- Jonestown, Mahaica Location in Guyana
- Coordinates: 6°41′04″N 57°55′03″W﻿ / ﻿6.68442°N 57.91753°W
- Country: Guyana
- Region: Demerara-Mahaica

Population (2012)
- • Total: 572
- Time zone: UTC-4
- Climate: Af

= Jonestown, Mahaica =

Jonestown is a village in the Demerara-Mahaica region of Guyana. The old name of the village was Voorzigtigheid. The village is located 37.5 kilometres (24 miles) from Georgetown between Hand-en-Veldt and the Atlantic Ocean, and near the town of Mahaica.

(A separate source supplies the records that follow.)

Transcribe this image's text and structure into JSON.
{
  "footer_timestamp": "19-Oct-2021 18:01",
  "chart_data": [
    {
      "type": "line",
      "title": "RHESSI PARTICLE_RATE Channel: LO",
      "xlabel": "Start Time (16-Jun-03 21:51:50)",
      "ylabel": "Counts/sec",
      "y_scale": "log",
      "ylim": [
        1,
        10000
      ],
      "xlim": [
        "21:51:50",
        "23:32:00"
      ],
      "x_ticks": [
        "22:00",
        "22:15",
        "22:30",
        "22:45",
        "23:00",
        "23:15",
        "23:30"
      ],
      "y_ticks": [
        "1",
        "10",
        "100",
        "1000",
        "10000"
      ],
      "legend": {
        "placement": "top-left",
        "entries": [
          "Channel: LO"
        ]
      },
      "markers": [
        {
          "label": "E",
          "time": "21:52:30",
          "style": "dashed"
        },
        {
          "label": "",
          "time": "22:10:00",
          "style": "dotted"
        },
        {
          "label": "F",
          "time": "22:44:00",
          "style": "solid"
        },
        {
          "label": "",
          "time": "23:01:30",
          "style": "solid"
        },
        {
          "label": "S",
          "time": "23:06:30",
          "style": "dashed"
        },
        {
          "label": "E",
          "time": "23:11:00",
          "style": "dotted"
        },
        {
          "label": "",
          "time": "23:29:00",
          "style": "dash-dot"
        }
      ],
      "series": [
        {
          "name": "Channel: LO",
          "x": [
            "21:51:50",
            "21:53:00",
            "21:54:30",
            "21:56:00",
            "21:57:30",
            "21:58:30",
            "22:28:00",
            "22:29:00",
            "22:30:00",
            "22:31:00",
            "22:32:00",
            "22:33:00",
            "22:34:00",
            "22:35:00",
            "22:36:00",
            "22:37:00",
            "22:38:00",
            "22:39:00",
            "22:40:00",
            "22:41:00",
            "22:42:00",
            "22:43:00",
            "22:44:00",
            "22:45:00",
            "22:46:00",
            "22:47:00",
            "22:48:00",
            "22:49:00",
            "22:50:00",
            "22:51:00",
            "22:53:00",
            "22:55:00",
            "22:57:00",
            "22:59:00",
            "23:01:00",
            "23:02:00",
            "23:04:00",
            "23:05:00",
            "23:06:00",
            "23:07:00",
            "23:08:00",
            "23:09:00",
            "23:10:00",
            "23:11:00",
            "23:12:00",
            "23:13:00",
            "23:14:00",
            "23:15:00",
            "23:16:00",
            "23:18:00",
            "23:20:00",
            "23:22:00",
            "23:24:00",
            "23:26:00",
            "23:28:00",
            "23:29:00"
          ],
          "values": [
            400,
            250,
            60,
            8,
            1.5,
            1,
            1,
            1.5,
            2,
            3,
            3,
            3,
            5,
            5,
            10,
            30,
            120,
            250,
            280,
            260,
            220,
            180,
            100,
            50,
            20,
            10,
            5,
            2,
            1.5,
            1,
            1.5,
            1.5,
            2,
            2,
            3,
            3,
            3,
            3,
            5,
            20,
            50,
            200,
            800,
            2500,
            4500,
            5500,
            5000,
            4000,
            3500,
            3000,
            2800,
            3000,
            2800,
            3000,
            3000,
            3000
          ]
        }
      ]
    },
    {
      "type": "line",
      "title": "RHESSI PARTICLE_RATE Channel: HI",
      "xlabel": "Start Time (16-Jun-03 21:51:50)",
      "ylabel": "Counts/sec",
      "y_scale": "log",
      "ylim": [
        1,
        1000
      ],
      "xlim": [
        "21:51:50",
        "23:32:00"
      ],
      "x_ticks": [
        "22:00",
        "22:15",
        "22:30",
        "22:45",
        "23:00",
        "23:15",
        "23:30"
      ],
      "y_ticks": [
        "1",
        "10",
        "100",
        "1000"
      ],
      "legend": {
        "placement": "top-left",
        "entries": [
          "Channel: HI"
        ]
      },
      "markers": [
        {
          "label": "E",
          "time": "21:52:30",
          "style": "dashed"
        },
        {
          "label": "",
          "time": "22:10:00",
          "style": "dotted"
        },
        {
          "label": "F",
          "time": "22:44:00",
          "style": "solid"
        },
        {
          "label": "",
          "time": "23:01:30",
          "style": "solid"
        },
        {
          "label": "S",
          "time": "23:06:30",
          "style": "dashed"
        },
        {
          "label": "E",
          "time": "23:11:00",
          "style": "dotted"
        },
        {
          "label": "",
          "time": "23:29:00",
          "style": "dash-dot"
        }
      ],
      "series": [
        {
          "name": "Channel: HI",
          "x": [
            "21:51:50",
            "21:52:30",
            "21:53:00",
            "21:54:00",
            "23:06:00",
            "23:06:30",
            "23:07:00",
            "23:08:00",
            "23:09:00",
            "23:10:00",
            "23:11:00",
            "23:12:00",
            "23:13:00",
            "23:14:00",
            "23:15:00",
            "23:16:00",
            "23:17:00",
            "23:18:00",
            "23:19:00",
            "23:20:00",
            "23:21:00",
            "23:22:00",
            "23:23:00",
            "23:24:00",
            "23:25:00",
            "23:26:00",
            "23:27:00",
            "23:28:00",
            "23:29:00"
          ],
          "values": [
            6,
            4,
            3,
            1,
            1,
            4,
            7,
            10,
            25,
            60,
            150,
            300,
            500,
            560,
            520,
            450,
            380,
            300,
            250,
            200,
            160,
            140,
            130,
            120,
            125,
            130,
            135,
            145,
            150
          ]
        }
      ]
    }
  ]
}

Therefore, it tends to be called "Jonestown, Mahaica" or "Jonestown, Mahaica, ECD", even today, although by current Guyanese administrative regions it is in Demerara-Mahaica.

Lewis Osborne Inniss, the Trinidadian writer and folklorist (a druggist, by profession), was born in Jonestown in 1848.

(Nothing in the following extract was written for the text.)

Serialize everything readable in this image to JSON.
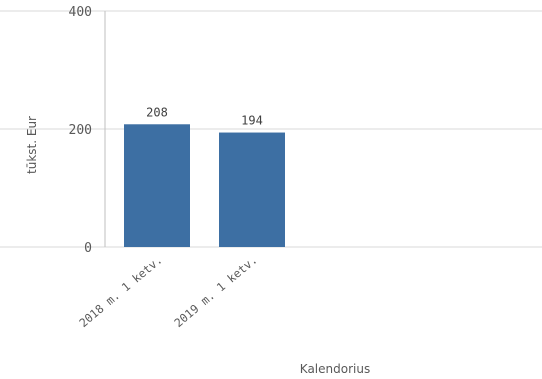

Jonestown, together with nearby areas along the lower courses of the Mahaica and other rivers of northeastern Guyana, has suffered from flooding during the wet season in the early years of the 21st century.

This Jonestown is not to be confused with the Jonestown of the 1978 mass murder-and-suicide by members of the Peoples Temple. Although that short-lived Jonestown was also in Guyana, it was in a different part of the country. The two places share their name by happenstance and have no other ties.